If your students look for feedback on drafts and you give feedback on drafts, the numbers here amplify by the number of drafts you give feedback on.
Of course, the more words you have to check, more hours are saved in the LLM reading and feedback process steps however, the mechanical process of using LLMs in a full loop of feedback, guidance and grading are not reduced or made easier.
Whilst the mission to improve student writing has not changed, capabilities have.
Research from many sources agree that to lift student writing skills there are nine mechanisms that work in a very inter-related way. Three of the most impactful mechanisms deliver the foundational steps. Laying these foundations needs a rethink.
Manually applied hours at the level needed are not sustainable for teachers. Not only are they excessive but also not what teachers should be doing. Research is very clear that students need to be encouraged to focus on self mastery with teacher oversight and pedagogy designed to steer student success. These are a different set of hours that carry more importance to learning outcomes.
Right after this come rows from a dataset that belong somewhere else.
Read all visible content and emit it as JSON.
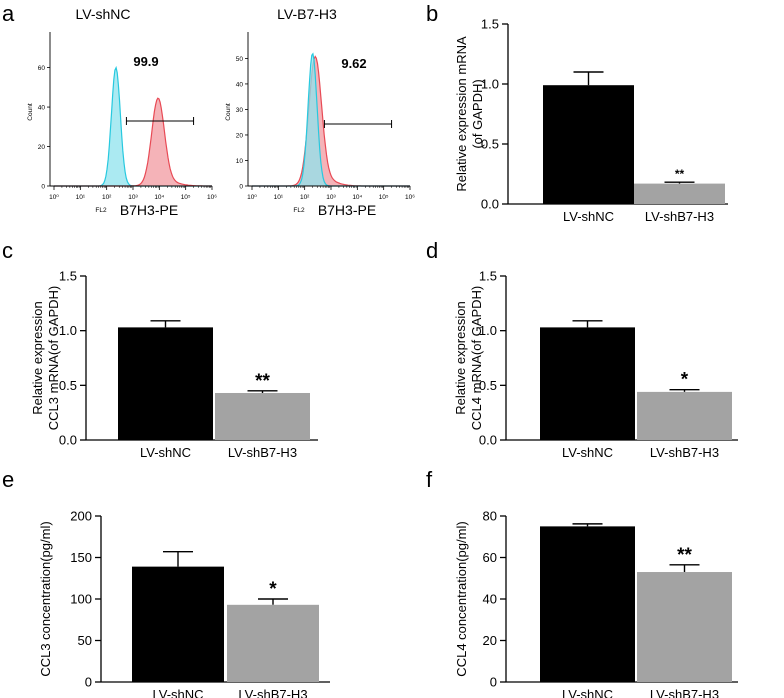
{
  "colors": {
    "black_bar": "#000000",
    "gray_bar": "#a3a3a3",
    "histogram_control": "#27c9df",
    "histogram_control_fill": "#8fe3ee",
    "histogram_sample": "#e84a55",
    "histogram_sample_fill": "#f29aa0",
    "axis": "#000000"
  },
  "panel_letters": {
    "a": "a",
    "b": "b",
    "c": "c",
    "d": "d",
    "e": "e",
    "f": "f"
  },
  "chart_data": [
    {
      "panel": "a-left",
      "type": "histogram",
      "title": "LV-shNC",
      "ylabel": "Count",
      "xlabel_prefix": "FL2",
      "xlabel": "B7H3-PE",
      "x_scale": "log",
      "x_ticks": [
        "10⁰",
        "10¹",
        "10²",
        "10³",
        "10⁴",
        "10⁵",
        "10⁶"
      ],
      "y_ticks": [
        0,
        20,
        40,
        60
      ],
      "ylim": [
        0,
        75
      ],
      "gate_label": "99.9",
      "gate_range_log10": [
        2.75,
        5.3
      ],
      "peaks": [
        {
          "name": "control",
          "center_log10": 2.35,
          "width_log10": 0.17,
          "height": 60
        },
        {
          "name": "sample",
          "center_log10": 3.95,
          "width_log10": 0.24,
          "height": 43
        }
      ]
    },
    {
      "panel": "a-right",
      "type": "histogram",
      "title": "LV-B7-H3",
      "ylabel": "Count",
      "xlabel_prefix": "FL2",
      "xlabel": "B7H3-PE",
      "x_scale": "log",
      "x_ticks": [
        "10⁰",
        "10¹",
        "10²",
        "10³",
        "10⁴",
        "10⁵",
        "10⁶"
      ],
      "y_ticks": [
        0,
        10,
        20,
        30,
        40,
        50
      ],
      "ylim": [
        0,
        58
      ],
      "gate_label": "9.62",
      "gate_range_log10": [
        2.75,
        5.3
      ],
      "peaks": [
        {
          "name": "control",
          "center_log10": 2.3,
          "width_log10": 0.17,
          "height": 52
        },
        {
          "name": "sample",
          "center_log10": 2.4,
          "width_log10": 0.24,
          "height": 49
        }
      ]
    },
    {
      "panel": "b",
      "type": "bar",
      "ylabel_lines": [
        "Relative expression mRNA",
        "(of GAPDH)"
      ],
      "categories": [
        "LV-shNC",
        "LV-shB7-H3"
      ],
      "values": [
        0.99,
        0.17
      ],
      "errors": [
        0.11,
        0.012
      ],
      "ylim": [
        0,
        1.5
      ],
      "yticks": [
        0.0,
        0.5,
        1.0,
        1.5
      ],
      "ytick_labels": [
        "0.0",
        "0.5",
        "1.0",
        "1.5"
      ],
      "significance": [
        "",
        "**"
      ]
    },
    {
      "panel": "c",
      "type": "bar",
      "ylabel_lines": [
        "Relative expression",
        "CCL3 mRNA(of GAPDH)"
      ],
      "categories": [
        "LV-shNC",
        "LV-shB7-H3"
      ],
      "values": [
        1.03,
        0.43
      ],
      "errors": [
        0.06,
        0.02
      ],
      "ylim": [
        0,
        1.5
      ],
      "yticks": [
        0.0,
        0.5,
        1.0,
        1.5
      ],
      "ytick_labels": [
        "0.0",
        "0.5",
        "1.0",
        "1.5"
      ],
      "significance": [
        "",
        "**"
      ]
    },
    {
      "panel": "d",
      "type": "bar",
      "ylabel_lines": [
        "Relative expression",
        "CCL4 mRNA(of GAPDH)"
      ],
      "categories": [
        "LV-shNC",
        "LV-shB7-H3"
      ],
      "values": [
        1.03,
        0.44
      ],
      "errors": [
        0.06,
        0.02
      ],
      "ylim": [
        0,
        1.5
      ],
      "yticks": [
        0.0,
        0.5,
        1.0,
        1.5
      ],
      "ytick_labels": [
        "0.0",
        "0.5",
        "1.0",
        "1.5"
      ],
      "significance": [
        "",
        "*"
      ]
    },
    {
      "panel": "e",
      "type": "bar",
      "ylabel_lines": [
        "CCL3 concentration(pg/ml)"
      ],
      "categories": [
        "LV-shNC",
        "LV-shB7-H3"
      ],
      "values": [
        139,
        93
      ],
      "errors": [
        18,
        7
      ],
      "ylim": [
        0,
        200
      ],
      "yticks": [
        0,
        50,
        100,
        150,
        200
      ],
      "ytick_labels": [
        "0",
        "50",
        "100",
        "150",
        "200"
      ],
      "significance": [
        "",
        "*"
      ]
    },
    {
      "panel": "f",
      "type": "bar",
      "ylabel_lines": [
        "CCL4 concentration(pg/ml)"
      ],
      "categories": [
        "LV-shNC",
        "LV-shB7-H3"
      ],
      "values": [
        75,
        53
      ],
      "errors": [
        1.2,
        3.5
      ],
      "ylim": [
        0,
        80
      ],
      "yticks": [
        0,
        20,
        40,
        60,
        80
      ],
      "ytick_labels": [
        "0",
        "20",
        "40",
        "60",
        "80"
      ],
      "significance": [
        "",
        "**"
      ]
    }
  ]
}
The three mechanisms that make the biggest difference to improving student writing outcomes are:
- Increase student motivation to write. These strategies mostly involve changes that make writing more meaningful, make students more comfortable writing in the classroom, and encourage them to focus on mastery goals with supportive feedback. Research suggests the strongest effect sizes come from adult-teacher feedback. Graham, Harris, and Hebert (2011) found strong overall effects for adult feedback (ES= 1.01)
- Self-regulated strategy development (SRSD) consistently shows a strong impact on student learning. SRSD targets not only self- regulation, but also genre knowledge (through direct instruction), strategy development (through direct instruction and scaffolded learning activities), and motivation (through a gradual release model designed to increase students’ sense of self-efficacy). Graham and Perin (2007), reported a SRSD effect size of 0.82.
- The impact of word processing on engagement. Murphy and Graham (2012) found a very large impact of word processing on student motivation to write (ES= 1.42). At similar proficiency levels, digital writing is significantly faster and requires less effort than writing by hand. It enables faster revision processes, and simplifies sharing and collaboration.
In the next and final post of this series, we look at how integrated platforms like Scribo from Literatu help teachers "watch the oven" and manage the output without having to stand near heat every day. As has been said, the speed of innovation travels at the speed of trust. I'm sure the experienced baker took his time moving across to his integrated baking and oven app. I'm also sure he has never looked back.
Innovative AI platforms can quickly build trust, greatly reduce teacher workloads, improve the feedback cadence of students and engage them in self directed strategies. All in all, the feedback and grading job can be done better and quicker giving more time for teachers to mentor students.
Imagine a world where 21 hours was replaced by 3 hours. 18 more teaching hours / resting hours / thinking hours / mentoring hours / enjoying a coffee in the sun. Take your pick!